Ah, "climate catastrophe",

Ah, "climate catastrophe", Nature's way of getting rid of the cancer of mankind. Who can blame her?

Climate Calamity climate

Climate Calamity climate catastrophe climate crash climate crumble climate decomposition climate cataclysm climate ruin

I think this uber serious

I think this uber serious issue needs a super serious name like "Climate Cancer". If that doesn't raise concerns and gets people into action nothing will (think about it - if you have cancer you act immediately, and that's what we need).

Climate chaos

Climate chaos

Cheney was right about one

Cheney was right about one thing. "Conservation may be a sign of personal virtue, but it is not a sufficient basis for a sound, comprehensive energy policy." Indeed, it will be too late and the root of economic collapse if we were to rely only on conservation. We must design our way out of this. Solar energy is our only available and sufficient resource.

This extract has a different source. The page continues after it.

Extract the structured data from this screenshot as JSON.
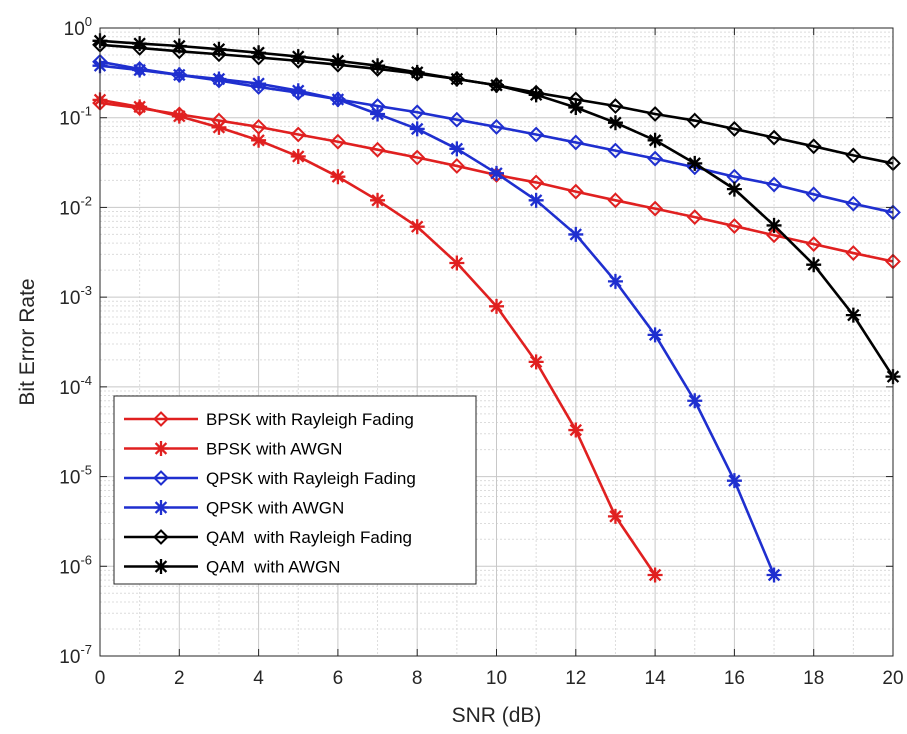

As is often pointed out, there is ample sunlight for our energy needs and photosynthesis in plants is a means of both fuel production and CO2 fixation...a completely carbon-neutral cycle that solves the energy storage problem in a manner compatible with all our existing fuel technologies. But the use of existing crops will never be sufficient. By some estimates the use of genetically modified algae in special production facilities would be 700 times as efficient as corn and at a cost competitive with the current market for gasoline. We must find ways to not only produce green energy but start extracting CO2 from the atmosphere through enhanced photosynthesis. Gasoline from algae will be a good beginning.

It's tax time, is the SUV

It's tax time, is the SUV tax break George Bush gave us still part of the tax law? If it's the end, why not go out in a classy guzzler?

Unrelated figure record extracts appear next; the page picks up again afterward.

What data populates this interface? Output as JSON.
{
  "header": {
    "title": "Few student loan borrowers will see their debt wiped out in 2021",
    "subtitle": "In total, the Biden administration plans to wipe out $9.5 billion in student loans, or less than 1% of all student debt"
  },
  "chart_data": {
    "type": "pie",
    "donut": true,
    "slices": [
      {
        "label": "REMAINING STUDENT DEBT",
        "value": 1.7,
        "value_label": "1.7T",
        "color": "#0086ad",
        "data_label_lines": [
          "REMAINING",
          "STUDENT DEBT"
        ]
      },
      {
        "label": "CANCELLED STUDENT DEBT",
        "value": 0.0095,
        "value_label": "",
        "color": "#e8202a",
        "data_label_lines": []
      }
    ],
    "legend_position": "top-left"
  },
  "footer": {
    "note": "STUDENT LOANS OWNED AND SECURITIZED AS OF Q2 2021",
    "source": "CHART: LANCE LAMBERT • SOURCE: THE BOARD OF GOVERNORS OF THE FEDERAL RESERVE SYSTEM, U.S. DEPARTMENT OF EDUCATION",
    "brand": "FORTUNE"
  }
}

The article points out that

The article points out that the predictions have always undershot the reality. Such a mistake is ridiculous - there should be three categories for predictions of anything, lowball, most likely, and the extreme possibilities. The IPCC has yet to publish anything more alarming than the lowball estimate - they have not yet hit the "most likely" nail on the head. If they had, we would have seen that come true sometimes. Oil corporations are politically very strong, and as long as they have the reigns of power we won't replace fossil fuels with renewable energy [i.e. "electrification"], which is the answer to the economic problems of the future AND climate breakdown. [yes, I like the term!] Emissions have not even been stabilised yet, much less reduced!!!!! ARrrrgggg A stable economy will not be possible unless we have a cheap, sustainable, energy supply, and solar and wind power will give us that.

It's quite true that folks

It's quite true that folks won't change what they are used to until forced. People in the west will not give up cars, air conditioning, refrigerators, computers, and the like. We are doomed.

Not a long time ago we

Not a long time ago we called this "Global Warming". It may not have been 100% accurate, since some climate disturbances are more complex than just temperature increase, but it had the merit of capturing the central issue: irrespective of responsability, temperatures are generally rising at faster speed, stretching the biosphere ability to adapt. "Climate Change" displaced humans (eco refugees) already number more than the population of Canada, at around 40 millions. That means Earth has a major fever, one from which most humans will probably die in the next 100 years. Not because of weather, directly. But because of survival instinct, over-securing water and supplies for one's own instead of "others", and the pyramidal effect of the Holocene extinction event (see Wikipedia). Insects and bacteria, however, will continue to thrive... As for other names, how about Climate Mutation or Climate Finale (at least from the Homo Sapiens Sapiens point of view)?

Climate Collapse,

Climate Collapse, disintegration of climate predictability, summer of death, the end of weather as we know it, hell on earth, weather you won't recognize

I have only a few things to

I have only a few things to ask about climate change. When will we see some of these dire predictions come true? Also why is the ice caps on Mars shrinking like earths ice caps?